如果你只把猪当作食物就亏了。猪吃得杂,睡得香,体型健硕,平均体脂率比人还低,有很多值得人类借鉴的“养生”技巧。本期“绿色氧吧”送你一份健康大礼,让你诸事无忧,开启“猪式养生”新生活。
如果要列举从不挑食的物种,猪一定榜上有名。从五谷杂粮、蔬菜瓜果,到汤汤水水、干料杂草,吃得粗是猪饮食的重要特点。而人类偏爱的精米白面,其实很容易埋下健康隐患。
一日三餐,一顿不吃饿得慌。食物给我们能量与营养,让我们保持一整天的健康与活力,但是如果天天吃一样食物,不仅腻,还容易营养失衡。《中国居民膳食指南》建议饮食应平衡、多样,平均每天要摄入12种以上食物,每周摄入的食物在25种以上(油和调味品不计算在内)。
不少人就发出了感慨:“每天吃够12种食物?听起来感觉太难做到了!”其实,三餐12种食物不算多,每天吃够12种食物听着好像很多,是个艰巨的任务,其实如果合理分配到一日三餐中,也没多少。早餐至少摄入4~5种,午餐摄入5~6种食物,晚餐4~5种食物,加上零食1~2种。
平均每天谷薯及杂豆类食物的种类数达3种,蔬菜水果共4种,禽畜鱼蛋类加起来3种,奶、大豆和坚果食用2种,轻轻松松就达到了一天12种食物。
每周25种就是换着吃。根据中国居民平衡膳食宝塔,食物可以分为五大类:谷薯类、动物性食物、豆类和坚果、蔬菜水果和菌藻类及油脂等纯能量食物,每一类食物都有很多种可以相互替代,避免每天食物品种太单一。如果一周能吃够25种食物,基本上涵盖了膳食宝塔中每一层所包含的食物种类,也就保证了人体必需的绝大多数营养物质。
食物界那么大,人们每顿饭都有多种选择。比如主食今天吃米饭,明天吃馒头,后天吃燕麦饭。肉类把畜肉、禽肉、鱼虾等调换着吃。蔬菜可选的范围就更大了,油菜、芹菜、白菜等叶茎类,茄子、青椒、西红柿、黄瓜等茄果类,菜豆、豇豆等鲜豆类,海带、藕、茭白等水生蔬菜类,都可以换着吃,再加上我们加餐的酸奶、多样坚果和各种水果等,一周不重样完全可以做到。
用谷薯代替精白米面
与精米白面相比,谷物、杂豆和薯类含有更多的B族维生素、矿物质等,且血糖生成指数低。
健康成年人每天应摄入50~100克粗粮(约占主食总量的1/3),若患有胃部疾病,则需减半。早餐可以用小米粥、燕麦粥、八宝粥等代替米饭馒头。午餐晚餐可以在小麦面粉中掺入玉米粉、绿豆粉,或在白米中放入一把糙米、燕麦、红小豆、绿豆等。

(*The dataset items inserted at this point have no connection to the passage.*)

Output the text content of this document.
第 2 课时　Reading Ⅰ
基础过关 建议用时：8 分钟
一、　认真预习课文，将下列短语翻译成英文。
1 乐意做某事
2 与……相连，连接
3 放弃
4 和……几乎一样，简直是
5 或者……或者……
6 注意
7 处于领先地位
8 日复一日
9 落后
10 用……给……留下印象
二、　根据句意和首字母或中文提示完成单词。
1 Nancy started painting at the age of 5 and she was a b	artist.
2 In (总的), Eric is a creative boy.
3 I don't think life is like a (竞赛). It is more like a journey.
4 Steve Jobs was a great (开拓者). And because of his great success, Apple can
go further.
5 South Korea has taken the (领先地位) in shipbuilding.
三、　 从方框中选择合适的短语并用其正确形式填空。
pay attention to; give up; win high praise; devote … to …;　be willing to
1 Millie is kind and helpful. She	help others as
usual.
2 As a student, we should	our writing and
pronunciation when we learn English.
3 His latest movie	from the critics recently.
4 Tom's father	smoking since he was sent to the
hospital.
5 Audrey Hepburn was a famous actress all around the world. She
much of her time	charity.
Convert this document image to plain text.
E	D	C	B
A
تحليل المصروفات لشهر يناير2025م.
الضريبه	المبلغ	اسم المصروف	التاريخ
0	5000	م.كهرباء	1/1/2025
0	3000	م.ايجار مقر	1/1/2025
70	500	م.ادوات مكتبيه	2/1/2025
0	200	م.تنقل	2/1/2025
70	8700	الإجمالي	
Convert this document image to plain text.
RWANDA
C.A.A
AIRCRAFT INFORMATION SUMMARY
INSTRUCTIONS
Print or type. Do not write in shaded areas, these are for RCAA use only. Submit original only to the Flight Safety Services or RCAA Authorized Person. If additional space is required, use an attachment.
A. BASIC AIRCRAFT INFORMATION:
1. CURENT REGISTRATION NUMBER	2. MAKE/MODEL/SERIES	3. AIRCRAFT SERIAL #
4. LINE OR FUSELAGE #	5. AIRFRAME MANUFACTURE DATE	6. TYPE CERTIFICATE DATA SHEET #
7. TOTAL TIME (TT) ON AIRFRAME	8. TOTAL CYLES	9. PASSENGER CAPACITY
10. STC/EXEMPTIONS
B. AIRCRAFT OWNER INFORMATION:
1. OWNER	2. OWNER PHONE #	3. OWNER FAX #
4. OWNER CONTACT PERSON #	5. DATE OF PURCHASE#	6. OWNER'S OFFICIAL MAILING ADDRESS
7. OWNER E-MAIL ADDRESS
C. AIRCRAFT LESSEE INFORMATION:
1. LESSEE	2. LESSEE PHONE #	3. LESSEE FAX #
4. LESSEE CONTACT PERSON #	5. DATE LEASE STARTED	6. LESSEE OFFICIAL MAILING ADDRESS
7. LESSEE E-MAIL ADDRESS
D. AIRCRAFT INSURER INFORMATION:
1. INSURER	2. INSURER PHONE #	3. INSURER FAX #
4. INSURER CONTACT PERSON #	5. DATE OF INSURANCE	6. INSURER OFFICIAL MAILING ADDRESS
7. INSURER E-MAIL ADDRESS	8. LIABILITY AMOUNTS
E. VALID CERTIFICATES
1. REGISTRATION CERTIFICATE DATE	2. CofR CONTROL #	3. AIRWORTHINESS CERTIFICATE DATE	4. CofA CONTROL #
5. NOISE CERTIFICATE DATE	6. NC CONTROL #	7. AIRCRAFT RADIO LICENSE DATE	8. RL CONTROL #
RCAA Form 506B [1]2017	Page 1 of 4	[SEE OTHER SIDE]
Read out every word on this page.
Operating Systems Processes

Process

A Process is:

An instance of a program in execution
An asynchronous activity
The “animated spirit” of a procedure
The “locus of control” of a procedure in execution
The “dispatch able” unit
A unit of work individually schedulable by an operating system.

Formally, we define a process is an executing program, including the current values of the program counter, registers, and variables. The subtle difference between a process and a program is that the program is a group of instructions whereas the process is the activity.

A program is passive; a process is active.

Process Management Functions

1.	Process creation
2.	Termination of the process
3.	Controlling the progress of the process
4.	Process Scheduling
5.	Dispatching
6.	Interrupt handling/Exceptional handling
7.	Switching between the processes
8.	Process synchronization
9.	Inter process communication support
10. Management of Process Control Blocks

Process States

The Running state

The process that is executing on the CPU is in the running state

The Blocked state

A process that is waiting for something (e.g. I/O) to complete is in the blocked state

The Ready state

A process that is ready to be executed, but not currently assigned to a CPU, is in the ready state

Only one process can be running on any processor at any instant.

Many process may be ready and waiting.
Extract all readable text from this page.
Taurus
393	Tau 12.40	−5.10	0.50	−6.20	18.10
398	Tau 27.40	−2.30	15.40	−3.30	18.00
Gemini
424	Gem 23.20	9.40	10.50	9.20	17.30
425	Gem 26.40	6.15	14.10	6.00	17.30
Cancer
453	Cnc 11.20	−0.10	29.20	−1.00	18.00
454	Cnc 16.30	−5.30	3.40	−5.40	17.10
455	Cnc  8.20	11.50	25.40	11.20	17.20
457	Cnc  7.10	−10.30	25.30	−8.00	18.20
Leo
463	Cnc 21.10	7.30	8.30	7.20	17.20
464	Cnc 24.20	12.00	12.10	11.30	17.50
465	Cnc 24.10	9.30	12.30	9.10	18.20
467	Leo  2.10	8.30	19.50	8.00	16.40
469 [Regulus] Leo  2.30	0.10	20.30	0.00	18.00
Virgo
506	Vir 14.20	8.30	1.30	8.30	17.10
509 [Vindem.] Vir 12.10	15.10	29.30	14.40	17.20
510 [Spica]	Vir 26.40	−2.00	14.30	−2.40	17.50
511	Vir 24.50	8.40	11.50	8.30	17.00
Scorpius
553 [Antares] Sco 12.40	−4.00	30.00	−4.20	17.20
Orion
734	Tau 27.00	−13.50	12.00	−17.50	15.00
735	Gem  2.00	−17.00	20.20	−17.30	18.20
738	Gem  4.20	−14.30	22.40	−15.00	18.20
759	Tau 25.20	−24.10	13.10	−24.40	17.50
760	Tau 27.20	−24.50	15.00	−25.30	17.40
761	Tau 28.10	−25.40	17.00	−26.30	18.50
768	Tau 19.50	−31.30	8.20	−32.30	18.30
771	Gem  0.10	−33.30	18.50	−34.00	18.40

淘米时不要用力搓揉,淘洗次数不超2次。烹调谷类不宜加碱,以免破坏B族维生素。
我们常用“睡得跟猪一样”来形容一个人睡得香。但一个悲伤的现实是,《2018年中国睡眠指数》显示,超半数居民是睡眠“困难户”,23% 以上的国人长期深陷熬夜之中。
23时说什么也要睡了
从内分泌角度来说,23时以后睡觉就算熬夜。由于人体自我修复活动大多在凌晨3时以前进行,因此23时~3时这段时间的睡眠质量尤为关键。
培养有“深度”的睡眠
深度睡眠的生理修复功能最强,解除疲劳的作用最明显。一次高质量的睡眠应具备三个特点:夜间一般不醒,即使醒了还能马上入睡;适当做梦,但不是噩梦,且不会似睡非睡;醒后感到神清气爽,没有疲劳感。
要想提高睡眠质量,可以试试这几点:将室温调至 20 ℃左右,低于18 ℃不易进入深睡眠;睡觉时少穿点,裸睡有助提高睡眠质量;养成上床就困的习惯,告诉自己床只用来睡觉,不要在床上玩手机、吃东西;除孕妇外,成年人每晚保证7小时左右的睡眠,睡太久会增加患心血管疾病的风险。
长久以来,猪都背负着“好吃懒做”的标签。事实上,猪是一种天生就会游泳的牲畜,如果不受圈养场地的限制,猪每天的运动量可达数小时。
俗话说,“每天动一动,少生一场病。”《美国医学会杂志·内科学》刊登一项涉及140万人的研究发现,适度运动有助降低罹患13种癌症的风险。
每周至少运动3次
科学的运动频率是每周3~5次,每次持续20~60分钟,不包括热身和结束后的整理运动。运动强度以自身感觉微喘但仍能与同伴正常交谈为宜。
根据年龄选运动
每种运动都有优势,但不同年龄段可以有侧重地选择较适合的运动。1—7岁:游泳;8—25岁:打球、跑步;26—45岁:爬山、慢跑;46—65岁:快走、静蹲、举哑铃;65岁以上:快走、散步、弓步练习。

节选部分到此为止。